Relations between Nigeria and Britain may soon hit a new low, with the former threatening a diplomatic backlash if Britain presses ahead with a new policy that would see intending visitors from Nigeria pay £3,000 refundable bond before they can be granted entry visa.
“If they decide to go ahead with the discriminatory policy, we will act accordingly,” Minister of Foreign Affairs Olugbenga Ashiru told Anadolu Agency.
He said they have not been officially notified about the new policy commencement date, suggested to be next November.
“I do not have any communication to that effect.”
The Financial Times reported last week that first-time visitors from Nigeria, India, Kenya, Sri Lanka, Pakistan, and Bangladesh – all commonwealth countries – would be tagged as “high risk tourists.”
Under a “pilot” scheme, to be introduced in November, those seeking a six-month visitors’ visa would be required to deposit a cash bond of £3,000.
The bond is refundable if the affected person honors all the conditions attached to the class of visa granted him/her, including leaving the UK at the expiration of the six-month window allowed under visitor's visa.
According to the British government, these six countries pose the “most significant risk of abuse’’ of visas by their citizens.
But Rob Fitzpatrick, the spokesman of the British High Commission in Abuja, said he was not sure the policy is about to commence any time soon, falling short of denying the FT report outright.
“No final decision has been made,” Fitzpatrick told AA.
“As British Prime Minister David Cameron has said, we want the brightest and the best to help create the jobs and growth that will enable Britain to compete in the global race."
"So, for example, if you are an overseas businessman seeking to invest and trade with world class businesses, one of the thousands of legitimate students keen to study at our first-class universities or a tourist visiting our world class attractions, be in no doubt: Britain is open for business.”

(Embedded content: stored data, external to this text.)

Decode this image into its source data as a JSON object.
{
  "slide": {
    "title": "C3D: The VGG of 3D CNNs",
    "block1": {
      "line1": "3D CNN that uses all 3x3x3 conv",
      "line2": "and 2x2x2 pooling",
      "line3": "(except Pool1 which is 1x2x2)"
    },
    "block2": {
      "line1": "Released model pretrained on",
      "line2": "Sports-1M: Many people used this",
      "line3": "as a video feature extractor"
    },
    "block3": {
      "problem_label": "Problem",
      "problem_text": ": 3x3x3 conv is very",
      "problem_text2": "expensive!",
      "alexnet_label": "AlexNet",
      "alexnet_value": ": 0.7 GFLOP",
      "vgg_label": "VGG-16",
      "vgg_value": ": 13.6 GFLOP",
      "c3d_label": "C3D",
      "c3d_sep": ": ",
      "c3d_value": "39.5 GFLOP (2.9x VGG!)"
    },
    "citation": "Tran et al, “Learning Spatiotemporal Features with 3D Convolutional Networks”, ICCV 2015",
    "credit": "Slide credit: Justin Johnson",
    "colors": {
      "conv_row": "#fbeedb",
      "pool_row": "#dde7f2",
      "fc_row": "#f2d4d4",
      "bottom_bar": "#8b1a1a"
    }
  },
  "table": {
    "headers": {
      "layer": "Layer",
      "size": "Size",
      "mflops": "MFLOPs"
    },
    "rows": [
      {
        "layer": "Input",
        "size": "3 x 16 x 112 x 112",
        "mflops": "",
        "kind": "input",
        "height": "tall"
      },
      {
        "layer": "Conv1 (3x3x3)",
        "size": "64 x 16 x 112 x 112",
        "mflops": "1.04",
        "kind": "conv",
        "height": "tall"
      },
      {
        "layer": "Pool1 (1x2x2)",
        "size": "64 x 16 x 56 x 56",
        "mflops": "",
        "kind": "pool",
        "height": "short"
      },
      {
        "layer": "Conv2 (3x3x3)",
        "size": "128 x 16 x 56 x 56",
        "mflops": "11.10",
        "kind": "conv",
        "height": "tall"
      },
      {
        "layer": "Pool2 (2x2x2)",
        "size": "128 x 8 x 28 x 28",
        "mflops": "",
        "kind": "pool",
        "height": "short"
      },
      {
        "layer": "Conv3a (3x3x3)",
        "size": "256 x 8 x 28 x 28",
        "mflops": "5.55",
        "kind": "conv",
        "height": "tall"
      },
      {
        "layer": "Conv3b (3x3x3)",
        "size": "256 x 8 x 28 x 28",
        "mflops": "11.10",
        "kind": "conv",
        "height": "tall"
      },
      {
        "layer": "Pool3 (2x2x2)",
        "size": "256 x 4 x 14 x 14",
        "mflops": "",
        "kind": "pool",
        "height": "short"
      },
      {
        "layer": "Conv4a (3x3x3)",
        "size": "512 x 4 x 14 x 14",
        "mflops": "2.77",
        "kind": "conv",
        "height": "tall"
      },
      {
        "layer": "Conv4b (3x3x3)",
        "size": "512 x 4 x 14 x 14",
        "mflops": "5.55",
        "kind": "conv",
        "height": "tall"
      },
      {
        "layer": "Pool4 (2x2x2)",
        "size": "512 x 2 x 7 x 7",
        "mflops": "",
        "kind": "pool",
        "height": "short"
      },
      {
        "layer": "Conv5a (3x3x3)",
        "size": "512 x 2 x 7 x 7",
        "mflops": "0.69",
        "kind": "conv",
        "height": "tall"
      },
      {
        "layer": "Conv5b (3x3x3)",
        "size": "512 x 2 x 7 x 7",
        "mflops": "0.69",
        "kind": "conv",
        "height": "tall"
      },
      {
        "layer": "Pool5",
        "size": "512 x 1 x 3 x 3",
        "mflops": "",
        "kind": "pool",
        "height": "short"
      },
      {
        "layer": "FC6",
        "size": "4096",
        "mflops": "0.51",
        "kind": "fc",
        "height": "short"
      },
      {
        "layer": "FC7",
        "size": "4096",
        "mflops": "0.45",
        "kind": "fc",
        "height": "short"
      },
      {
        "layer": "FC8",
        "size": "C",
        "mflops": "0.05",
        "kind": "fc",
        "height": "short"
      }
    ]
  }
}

More than 180,000 Nigerians apply to visit Britain each year and about 125,000, nearly 70 percent of the applicants, are successful, according to official data obtained from the British High Commission.
Ogbole Ode, the Foreign Affairs Ministry's spokesman, said Ashiru had summoned the British High Commissioner to Nigeria, Andrew Pocock, on June 25 to convoy their opposition to the new policy.
“We have made our position clear to the British Government: if it goes ahead with the discriminatory policy we will invoke the principle of reciprocity," he told AA.
"So we urge them to reconsider."
Both countries currently have frosty relationship.
Nigeria bluntly rejected British Prime Minister David Cameron's criticism about the ban Nigeria, Africa's most populous country, had imposed on same sex marriage.
Britain colonized Nigeria until 1960 when the latter got its political independence.
Whilst many believe Nigeria should retaliate what they called “the belligerency" of the British government, others said the bond should be a wakeup call to the Nigerian government to reboot the economy and build a country that citizens would gladly want to live in.
“The policy amounts to aggression in diplomatic terms, and so if the UK pursues it contrary to pleadings from Nigeria then the latter should be bold enough to retaliate accordingly,” Dr. Abubakar Momoh, who teaches political science and international relations at the Lagos State University, told AA.
“Yes there could be some bad eggs among Nigerians who may have abused the UK visa policies but that should not be enough reason to impose discriminatory policy that targets even the innocents. The policy is discriminatory and harsh.”
Bamidele Aturu, a human rights lawyer with background in diplomacy, agrees with Momoh that the policy is harsh.
Still, he questions Nigeria’s ability to invoke the “principle of reciprocity”, a term in diplomacy meaning a country’s strength to impose deterrence on another nation believed to have showed belligerency towards its citizens.
“Whilst the UK has disciplined officers who would implement this policy to the letter, the fact of the matter is that our immigration officers and even the government officials cannot be relied upon to exhibit the same zeal," he told AA.
"So in a way Nigeria lacks the power and will to impose such (measure)."
Dr. Festus Iyayi, a university don with decades of diplomatic experience, heaps the blame on his own government.
He told AA that Britain was emboldened to carry out such “belligerent act” because its “officials know that in the end, the victims are helpless as their country is not governed by patriotic people who can wield the big stick or see the action as a clarion call to encourage good governance in their countries."
"So, for me, I don’t blame the UK wanting to protect its interest. It is for Nigeria and Nigerians to brace up. Can they do that to US or even South Africa?”